- Pitcher
- Born: June 21, 1964 Loveland, Colorado
- Batted: RightThrew: Right

MLB debut
- June 14, 1988, for the Philadelphia Phillies

Last MLB appearance
- April 25, 1990, for the Philadelphia Phillies

MLB statistics
- Win–loss record: 0–0
- Earned run average: 1.08
- Strikeouts: 3

CPBL statistics
- Win–loss record: 0–1
- Earned run average: 20.25
- Strikeouts: 0
- Stats at Baseball Reference

Teams
- Philadelphia Phillies (1988, 1990); Wei Chuan Dragons (1994);

= Brad Moore =

American baseball player (born 1964)

Bradley Alan Moore (born June 21, 1964) is an American former professional baseball pitcher. He played in Major League Baseball (MLB) for the Philadelphia Phillies in parts of two seasons, 1988 and 1990.

==Career==
As a junior at Loveland High School in Loveland, Colorado, Moore was only 5 ft 3 in and 115 lb. He was not drafted or offered any scholarships out of high school. After working as a landscaper and playing amateur baseball for a year after high school, he joined the college baseball team at Garden City Community College in Garden City, Kansas. By the end of his time at Garden City, he stood 6 ft 1 in. Moore then received a scholarship to play baseball at Grand Canyon University. He led the team in pitching appearances in 1986 en route to a victory in the NAIA World Series. He was described in The Oklahoman during that season as the team's "bullpen ace."

Moore was undrafted out of Grand Canyon and joined the Philadelphia Phillies organization after attending an open tryout at Cherry Creek High School in Colorado. He was assigned to the Bend Phillies of the Northwest League to begin his professional career in 1986. In June 1988, he was promoted directly from Double-A to the National League. He made his major league debut on June 14, 1988, against the Montreal Expos at Veterans Stadium. He pitched 2 2/3 scoreless innings in relief of Bruce Ruffin. All three innings were ended by double plays started by Phillies second baseman Juan Samuel. Moore pitched in four more games with the Phillies that season without surrendering a run. Moore spent the entire 1989 season in the minors before returning to the majors with the Phillies in 1990. He pitched in three games in relief, all in April. It would be his final action at the major league level. He was demoted to Triple-A on May 1.

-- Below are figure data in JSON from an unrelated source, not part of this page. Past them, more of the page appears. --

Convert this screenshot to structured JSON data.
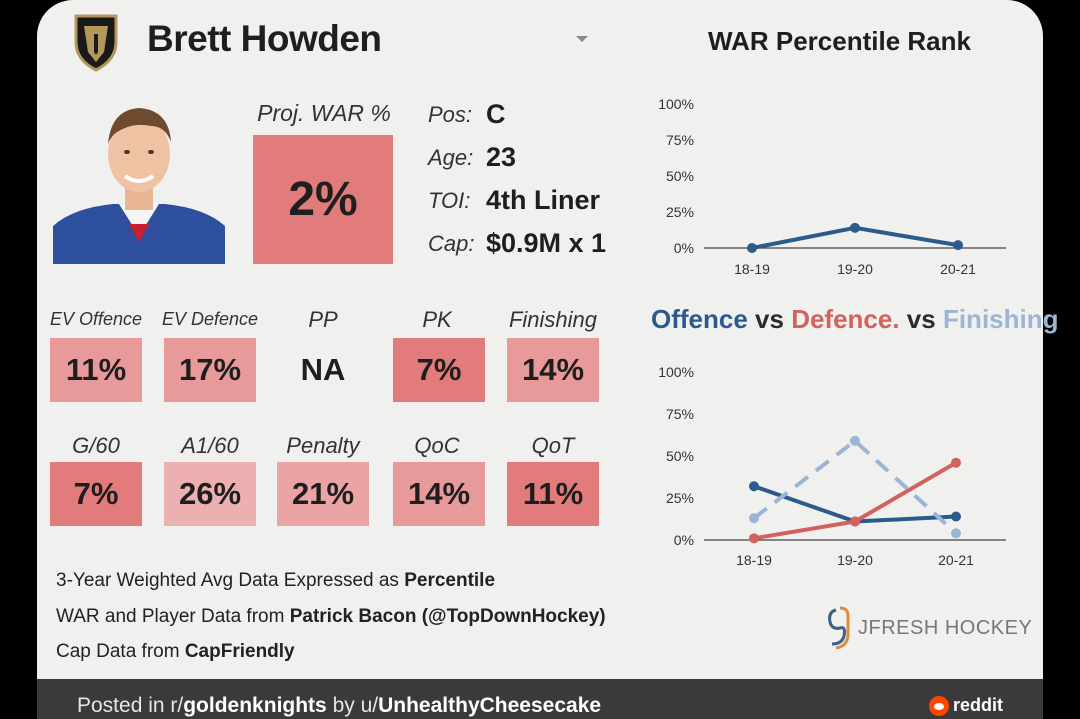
{
  "player": {
    "name": "Brett Howden",
    "team_logo_icon": "golden-knights-helmet-icon",
    "photo": "player-headshot-image"
  },
  "proj_war": {
    "label": "Proj. WAR %",
    "value": "2%"
  },
  "info": {
    "pos_label": "Pos:",
    "pos": "C",
    "age_label": "Age:",
    "age": "23",
    "toi_label": "TOI:",
    "toi": "4th Liner",
    "cap_label": "Cap:",
    "cap": "$0.9M x 1"
  },
  "stats_row1": [
    {
      "label": "EV Offence",
      "value": "11%"
    },
    {
      "label": "EV Defence",
      "value": "17%"
    },
    {
      "label": "PP",
      "value": "NA"
    },
    {
      "label": "PK",
      "value": "7%"
    },
    {
      "label": "Finishing",
      "value": "14%"
    }
  ],
  "stats_row2": [
    {
      "label": "G/60",
      "value": "7%"
    },
    {
      "label": "A1/60",
      "value": "26%"
    },
    {
      "label": "Penalty",
      "value": "21%"
    },
    {
      "label": "QoC",
      "value": "14%"
    },
    {
      "label": "QoT",
      "value": "11%"
    }
  ],
  "footer": {
    "line1_prefix": "3-Year Weighted Avg Data Expressed as ",
    "line1_bold": "Percentile",
    "line2_prefix": "WAR and Player Data from ",
    "line2_bold": "Patrick Bacon (@TopDownHockey)",
    "line3_prefix": "Cap Data from ",
    "line3_bold": "CapFriendly"
  },
  "branding": {
    "text": "JFRESH HOCKEY",
    "icon": "jfresh-logo-icon"
  },
  "reddit_bar": {
    "posted_in": "Posted in r/",
    "subreddit": "goldenknights",
    "by": " by u/",
    "user": "UnhealthyCheesecake",
    "brand": "reddit"
  },
  "colors": {
    "offence": "#2d5a8c",
    "defence": "#d2625e",
    "finishing": "#9bb6d4",
    "box_dark": "#e27b7b",
    "box_mid": "#e89a9a",
    "box_light": "#ecb0b0"
  },
  "legend_title": {
    "offence": "Offence",
    "vs1": " vs ",
    "defence": "Defence.",
    "vs2": " vs ",
    "finishing": "Finishing"
  },
  "chart_data": [
    {
      "type": "line",
      "title": "WAR Percentile Rank",
      "categories": [
        "18-19",
        "19-20",
        "20-21"
      ],
      "series": [
        {
          "values": [
            0,
            14,
            2
          ]
        }
      ],
      "y_ticks": [
        "0%",
        "25%",
        "50%",
        "75%",
        "100%"
      ],
      "ylim": [
        0,
        100
      ],
      "grid": false
    },
    {
      "type": "line",
      "categories": [
        "18-19",
        "19-20",
        "20-21"
      ],
      "series": [
        {
          "name": "Offence",
          "values": [
            32,
            11,
            14
          ]
        },
        {
          "name": "Defence.",
          "values": [
            1,
            11,
            46
          ]
        },
        {
          "name": "Finishing",
          "values": [
            13,
            59,
            4
          ],
          "dashed": true
        }
      ],
      "y_ticks": [
        "0%",
        "25%",
        "50%",
        "75%",
        "100%"
      ],
      "ylim": [
        0,
        100
      ],
      "grid": false
    }
  ]
}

Prior to the 1991 season, Moore signed with the New York Mets. In 1992, the Mets invited him to participate in spring training but reassigned him to the minor leagues in late March.

Moore spent the 1993 and 1994 seasons in the farm systems of the Cincinnati Reds and Pittsburgh Pirates, respectively. His final stop as a professional player came with the Wei Chuan Dragons of the Chinese Professional Baseball League in Taiwan in 1994.

After his playing career, Moore became the pitching coach at Mountain View High School in Loveland, Colorado in 2006. He stayed in that role through the 2021 season.

==Personal life==
Moore was one of several sons born to Barbara and Lew Moore.

Moore met his wife in 1987 at a parade in Clearwater, Florida while she was a waitress and he was playing for the Clearwater Phillies. Their son, Logan, was born in Scranton, Pennsylvania in August 1990 while Moore was playing with the Scranton/Wilkes-Barre Red Barons. Logan was selected by the Phillies in the ninth round of the 2011 MLB draft. He reached Triple-A and later played in the Mexican League, primarily as a catcher.